Aanvullende figuur 1: Membraandiffusie voor en na toevoeging van eiwit. (A) Time-lapse beeldvorming van FRAP-test op de POPC lipide bilayer met 1 mol% 18:1 DGS-NTA(Ni) en 0,5 mol% Texas Red DHPE rond de nanobar voor (boven) en na (onder) toevoeging van GFP-His eiwit. Het bleekgebied wordt aangegeven door een geel onderbroken cirkel. (B) Genormaliseerde nanobar intensiteit plot door FRAP-meting. Schaalbalken: 2 μm. Klik hier om dit bestand te downloaden.

Subscription Required. Please recommend JoVE to your librarian.

Discussion

Het hier beschreven nanobar-SLB-systeem biedt een unieke combinatie van de voordelen in verschillende bestaande in vitro assays. Het onthult efficiënt de preferentiële binding van eiwitten aan sterk gebogen membranen als de liposoom floatatie- of sedimentatietest, maar vereist veel minder monsters en biedt nauwkeuriger gedefinieerde kromming op individuele nanobaren 8,29. Het biedt ook een breed scala aan nauwkeurig gecontroleerde krommingen voor gelijktijdige vergelijking als de SLiC-test, met minder zorg over veranderingen in de lipidesamenstelling in verschillende krommingen en niet-detecteerbare morfologische of krommingsveranderingen met maten onder de diffractielimiet van licht, omdat de SLB mobiel is en continu alle maten nanobars strak30 dekt . Nanobar-SLB maakt ook observatie mogelijk van dynamisch gedrag van eiwit op het gebogen membraan als de tether-pulling assays, maar niet beperkt door de doorvoer van buisgeneratie en ervaring in optische vangmanipulatie13. Hoewel de SMrT-test membraanbuizen genereert met een hoge doorvoer, varieert de membraankromming langs de nanobuis, waardoor het moeilijker wordt om de krommingsgevoeligheid van eiwitten te bestuderen16. Interessanter is dat, in vergelijking met andere op SLB gebaseerde systemen op het patroonsubstraat 18,19,20,27, de nanobar-SLB een plat staafcentrum biedt naast de gedefinieerde kromming aan het staafeinde, dat effectief dient als lokale controle van nulkromming om de impact van variaties in de oppervlaktedichtheid op kwantitatieve analyse te minimaliseren. De mogelijkheid om krommingscombinaties aan te passen met behulp van hoge resolutie elektronen-bundellithografie kan niet alleen lokale nulkrommingscontroles genereren, maar ook positieve en negatieve krommingen zoals eerder aangetoond in live celstudies2.

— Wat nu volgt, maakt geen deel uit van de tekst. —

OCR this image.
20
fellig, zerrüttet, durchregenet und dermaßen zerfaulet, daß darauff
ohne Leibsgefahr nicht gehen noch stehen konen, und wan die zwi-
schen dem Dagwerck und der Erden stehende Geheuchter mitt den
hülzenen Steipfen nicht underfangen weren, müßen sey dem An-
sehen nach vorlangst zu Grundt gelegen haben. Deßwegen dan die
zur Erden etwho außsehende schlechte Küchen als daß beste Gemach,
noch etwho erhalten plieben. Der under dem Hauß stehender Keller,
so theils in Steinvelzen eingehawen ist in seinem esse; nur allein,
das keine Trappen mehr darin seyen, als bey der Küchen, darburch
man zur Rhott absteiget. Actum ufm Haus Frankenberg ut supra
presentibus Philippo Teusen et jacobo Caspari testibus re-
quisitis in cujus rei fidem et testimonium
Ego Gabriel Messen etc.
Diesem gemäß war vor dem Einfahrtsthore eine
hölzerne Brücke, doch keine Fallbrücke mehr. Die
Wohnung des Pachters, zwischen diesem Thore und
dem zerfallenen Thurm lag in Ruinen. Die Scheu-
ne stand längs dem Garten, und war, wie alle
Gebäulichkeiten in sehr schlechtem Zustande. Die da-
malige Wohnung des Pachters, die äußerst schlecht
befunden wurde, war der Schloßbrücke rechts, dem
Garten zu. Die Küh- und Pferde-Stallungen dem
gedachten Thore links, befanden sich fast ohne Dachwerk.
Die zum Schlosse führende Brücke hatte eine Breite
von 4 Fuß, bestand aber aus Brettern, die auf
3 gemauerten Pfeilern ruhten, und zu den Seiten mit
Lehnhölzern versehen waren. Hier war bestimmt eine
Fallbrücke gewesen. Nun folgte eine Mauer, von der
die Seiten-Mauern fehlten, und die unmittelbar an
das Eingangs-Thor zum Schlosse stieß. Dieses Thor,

Er zijn potentiële beperkingen die het vermelden waard zijn bij het gebruik van deze methode. Ten eerste is nanofabricage op de chip een relatief complexe procedure, waarbij cleanroomfaciliteiten en gespecialiseerde apparatuur nodig zijn (met name een E-beam writer). Deze hoge kosten hebben ertoe geleid dat we de chip hebben hergebruikt; dit resulteert in een langere tijd besteed aan het reinigen van het chipoppervlak en het assembleren van de chip met PDMS in vergelijking met eenmalig gebruik. De beschikbaarheid van de nanochip is een ander type beperking. Onjuiste bediening bij gebruik van de chip, zoals het naar het oppervlak naar de bank gericht, kan nanostructuurverloop veroorzaken, vooral voor de structuren met een hoge beeldverhouding. Bovendien is de lipide bilayer gevormd op het substraat een continu membraan; de spanning kan zich gemakkelijk overal voortplanten. Voor studies die manipulatie van de membraanspanning vereisen, bieden technieken zoals tether die uit GUVs wordt getrokken via het aangesloten micropipettesysteem handigere oplossingen10.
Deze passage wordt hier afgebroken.